GREFFIER LORS DES DÉBATS : Aurore VUILLEMOT, Greffier
DÉBATS : l’affaire a été mise en délibéré au 11 Mai 2021,
ARRÊT : rendu contradictoirement,
PRONONCÉ : publiquement par mise à disposition de l’arrêt au greffe de la cour, les parties en ayant été préalablement avisées dans les conditions prévues au deuxième alinéa de l’article 450 du code de procédure civile,
SIGNÉ : par Michel PETIT, Président de Chambre, et par Aurore VUILLEMOT, greffier auquel la minute de la décision a été remise par le magistrat signataire.
Le 31 juillet 2017, le B C a consulté le cabinet vétérinaire des Fontaines Univet pour sa chienne Cookie, de race staffordshire bull terrier, qui présentait des vomissements. L’animal a été examiné par le Dr A X.
Le B C a consulté un autre vétérinaire le 7 août 2017.
L’animal est décédé le […].
Deux expertises ont été réalisées, aboutissant à des conclusions différentes.
Par exploit du 1er février 2019, le B C a fait assigner le groupe Univet Clinique Vétérinaire des Fontaines devant le tribunal de grande instance de Mâcon en paiement d’une somme de 20 507,79 € à titre de dommages et intérêts au titre de la responsabilité professionnelle du Dr X, outre 5 000 € en réparation de son préjudice moral. Le demandeur a exposé que le vétérinaire avait commis une erreur de diagnostic en prescrivant un traitement pour une gastrite, sans déceler la présence d’un corps étranger pourtant visible à la radiographie qu’il avait réalisée. Il a indiqué que la chienne Cookie était une reproductrice d’exception, et que son décès était à l’origine, outre d’un préjudice moral, d’un important préjudice d’élevage.

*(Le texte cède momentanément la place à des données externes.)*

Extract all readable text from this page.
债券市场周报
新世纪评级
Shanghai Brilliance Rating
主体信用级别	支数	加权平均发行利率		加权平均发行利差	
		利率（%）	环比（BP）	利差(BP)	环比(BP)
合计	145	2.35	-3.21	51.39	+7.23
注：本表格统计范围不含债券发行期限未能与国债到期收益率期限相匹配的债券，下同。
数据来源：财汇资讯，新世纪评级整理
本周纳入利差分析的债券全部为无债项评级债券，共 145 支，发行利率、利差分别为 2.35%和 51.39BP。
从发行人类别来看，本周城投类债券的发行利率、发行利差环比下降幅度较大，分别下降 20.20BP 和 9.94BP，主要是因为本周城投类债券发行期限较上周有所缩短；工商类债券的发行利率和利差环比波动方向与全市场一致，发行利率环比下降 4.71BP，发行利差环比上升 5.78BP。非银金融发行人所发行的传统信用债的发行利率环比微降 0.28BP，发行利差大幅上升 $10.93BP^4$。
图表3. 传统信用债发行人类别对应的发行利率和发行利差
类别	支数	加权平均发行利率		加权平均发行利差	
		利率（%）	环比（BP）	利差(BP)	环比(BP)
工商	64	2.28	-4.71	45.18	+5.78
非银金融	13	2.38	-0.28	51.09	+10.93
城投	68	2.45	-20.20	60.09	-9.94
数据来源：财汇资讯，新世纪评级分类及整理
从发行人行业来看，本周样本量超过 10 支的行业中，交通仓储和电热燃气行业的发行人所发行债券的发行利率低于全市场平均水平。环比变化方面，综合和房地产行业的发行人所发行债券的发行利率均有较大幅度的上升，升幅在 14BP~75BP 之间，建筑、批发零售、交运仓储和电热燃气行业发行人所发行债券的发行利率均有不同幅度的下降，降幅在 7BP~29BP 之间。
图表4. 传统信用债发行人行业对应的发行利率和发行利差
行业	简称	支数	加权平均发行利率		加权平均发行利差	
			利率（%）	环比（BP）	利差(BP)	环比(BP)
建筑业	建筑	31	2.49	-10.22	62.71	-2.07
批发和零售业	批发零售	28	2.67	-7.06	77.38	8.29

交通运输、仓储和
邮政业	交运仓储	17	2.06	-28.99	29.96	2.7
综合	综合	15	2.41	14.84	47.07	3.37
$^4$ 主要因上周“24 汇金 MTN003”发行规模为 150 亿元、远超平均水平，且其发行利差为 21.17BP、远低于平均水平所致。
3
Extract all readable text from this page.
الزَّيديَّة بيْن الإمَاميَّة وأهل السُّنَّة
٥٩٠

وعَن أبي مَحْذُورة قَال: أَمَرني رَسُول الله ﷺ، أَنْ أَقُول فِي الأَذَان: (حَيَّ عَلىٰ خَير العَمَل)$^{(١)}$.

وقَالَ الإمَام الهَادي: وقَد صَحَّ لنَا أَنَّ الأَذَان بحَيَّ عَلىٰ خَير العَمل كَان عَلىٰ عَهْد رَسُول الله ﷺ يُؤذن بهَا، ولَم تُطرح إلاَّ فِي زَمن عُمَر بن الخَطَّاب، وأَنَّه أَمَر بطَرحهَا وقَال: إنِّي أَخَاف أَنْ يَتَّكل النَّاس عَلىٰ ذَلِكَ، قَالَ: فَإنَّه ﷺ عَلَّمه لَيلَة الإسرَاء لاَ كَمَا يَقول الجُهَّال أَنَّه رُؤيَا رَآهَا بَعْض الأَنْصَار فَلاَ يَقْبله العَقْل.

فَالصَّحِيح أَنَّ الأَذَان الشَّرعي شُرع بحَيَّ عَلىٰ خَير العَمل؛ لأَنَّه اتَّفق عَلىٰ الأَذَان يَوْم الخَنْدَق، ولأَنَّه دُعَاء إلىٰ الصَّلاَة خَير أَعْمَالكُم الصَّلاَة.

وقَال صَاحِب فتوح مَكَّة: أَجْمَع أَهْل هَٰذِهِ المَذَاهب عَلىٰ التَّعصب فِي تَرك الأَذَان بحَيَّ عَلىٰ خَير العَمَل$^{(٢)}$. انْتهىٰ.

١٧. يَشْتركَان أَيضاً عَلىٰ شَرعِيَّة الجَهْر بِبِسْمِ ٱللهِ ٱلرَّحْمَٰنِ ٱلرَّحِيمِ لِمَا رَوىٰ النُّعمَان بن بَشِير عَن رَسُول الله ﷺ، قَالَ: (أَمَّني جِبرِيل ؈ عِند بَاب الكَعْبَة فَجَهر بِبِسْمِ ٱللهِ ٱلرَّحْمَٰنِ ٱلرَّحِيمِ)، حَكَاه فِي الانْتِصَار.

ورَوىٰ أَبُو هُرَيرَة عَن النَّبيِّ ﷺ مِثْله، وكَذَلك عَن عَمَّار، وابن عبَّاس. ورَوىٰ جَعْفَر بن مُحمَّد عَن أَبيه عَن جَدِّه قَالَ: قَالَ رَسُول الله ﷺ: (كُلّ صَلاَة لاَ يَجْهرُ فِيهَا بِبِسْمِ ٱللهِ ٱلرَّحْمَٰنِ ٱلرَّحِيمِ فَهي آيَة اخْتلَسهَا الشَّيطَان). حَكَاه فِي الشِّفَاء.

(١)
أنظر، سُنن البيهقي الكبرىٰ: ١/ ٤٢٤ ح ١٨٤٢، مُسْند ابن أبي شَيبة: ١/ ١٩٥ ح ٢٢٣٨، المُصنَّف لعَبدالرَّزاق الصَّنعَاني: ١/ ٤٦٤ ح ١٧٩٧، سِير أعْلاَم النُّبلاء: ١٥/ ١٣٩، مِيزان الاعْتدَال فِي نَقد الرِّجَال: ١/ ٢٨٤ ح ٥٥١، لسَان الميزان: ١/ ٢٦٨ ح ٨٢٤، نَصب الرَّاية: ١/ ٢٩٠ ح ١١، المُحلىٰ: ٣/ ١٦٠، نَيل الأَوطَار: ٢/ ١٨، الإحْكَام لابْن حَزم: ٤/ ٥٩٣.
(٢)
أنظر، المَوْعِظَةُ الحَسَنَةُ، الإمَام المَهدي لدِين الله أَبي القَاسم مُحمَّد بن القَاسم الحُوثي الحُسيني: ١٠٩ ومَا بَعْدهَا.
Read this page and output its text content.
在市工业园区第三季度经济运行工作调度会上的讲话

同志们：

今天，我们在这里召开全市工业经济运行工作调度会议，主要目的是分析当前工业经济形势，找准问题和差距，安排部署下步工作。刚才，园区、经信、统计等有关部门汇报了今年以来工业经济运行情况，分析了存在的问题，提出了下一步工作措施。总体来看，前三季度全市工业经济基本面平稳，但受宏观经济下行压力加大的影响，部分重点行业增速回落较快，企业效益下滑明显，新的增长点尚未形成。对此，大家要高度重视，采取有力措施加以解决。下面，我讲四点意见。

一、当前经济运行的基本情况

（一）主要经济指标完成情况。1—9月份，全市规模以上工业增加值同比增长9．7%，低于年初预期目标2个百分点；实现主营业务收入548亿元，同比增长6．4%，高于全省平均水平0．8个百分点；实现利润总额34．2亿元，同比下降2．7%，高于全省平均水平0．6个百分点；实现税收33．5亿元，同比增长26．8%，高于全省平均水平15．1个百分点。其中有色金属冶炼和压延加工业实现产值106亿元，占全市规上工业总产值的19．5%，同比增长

Le groupe Univet a réclamé le rejet des demandes formées à son encontre, précisant qu’il n’était pas hostile à l’éventuelle instauration d’une mesure d’expertise aux frais avancés du B C. Il a fait valoir que le lien entre la consultation et le décès n’était pas établi, indiquant que le corps étranger présent sur la première radiographie semblait bien toléré et ne justifiait qu’une surveillance particulière, que le Dr X avait proposé d’hospitaliser la chienne, de réaliser un bilan sanguin, ainsi que la réalisation d’une endoscopie dans un centre adapté, solutions qui avaient été refusées par le propriétaire. Il a ajouté que le vétérinaire avait conseillé à ce dernier de revenir consulter deux jours plus tard si les symptômes perduraient, ce qu’il n’avait pas fait, alors qu’à l’évidence l’état de l’animal n’avait pas pu s’améliorer compte tenu de la perte de poids constatée le 7 août 2017. Il a soutenu que le refus par le B C d’examens qui auraient permis d’affiner le diagnostic était la seule cause du décès.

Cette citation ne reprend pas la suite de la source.